Among those plants that originated from a very tough environment in Central Asia are the garlic and onion.
They developed to produce a sulfur based chemical defense system . They are incendiary in the sense that they can do harm and they delight. They came from smelly and yet indispensable allium family.
Their sulfur based unique defense system give the alliums their distinctive flavors.
They deploy them when their tissues are breached by biting, crushing or cutting. The chemicals are highly irritating, and discourage most creatures from coming back.
They kill microbes and repel insects. Any cook knows that chopping alliums release chemical that sting. Eric Block, for over 40 years worked on allium chemistry at the State University of Albany, explains that different alliums stockpile different sulfur chemicals to create their weapons and this accounts for their varying flavors.
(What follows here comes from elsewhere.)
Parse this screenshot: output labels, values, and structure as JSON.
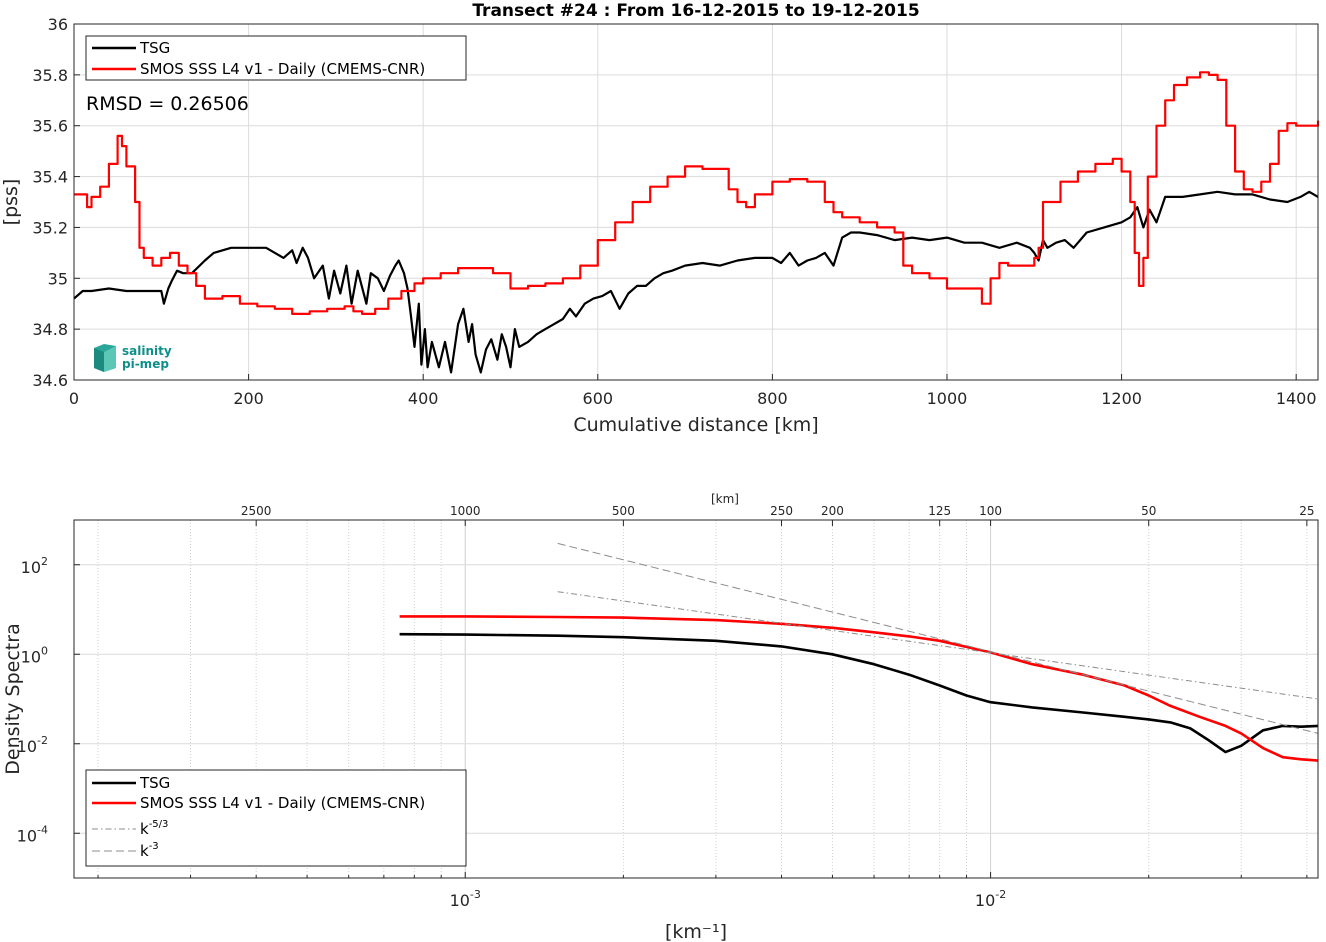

Mixed evidence for allium efficacy were carefully evaluated by researchers and explicates the chemistry and treatment of garlic breath. It can emanate from deep within for a day or more.
Onions, shallots, scallions and leeks produce a small sulfur molecule that launched garlic itself from the damaged tissue and attacks our eyes and nasal passages. This long distance weapon is called the lachrymatory factor and it’s extremely potent.
According to Dr. Block, the only tiny amounts get anywhere near your face when you cut onions is enough to make you tear up. Its pure compound when smelled is overwhelmingly painful, like being punched in the eye socket.
However, the heat of cooking make their potent weapons short lived thus eliminating entirely their pungency and transform them into new delicious and palatable delight.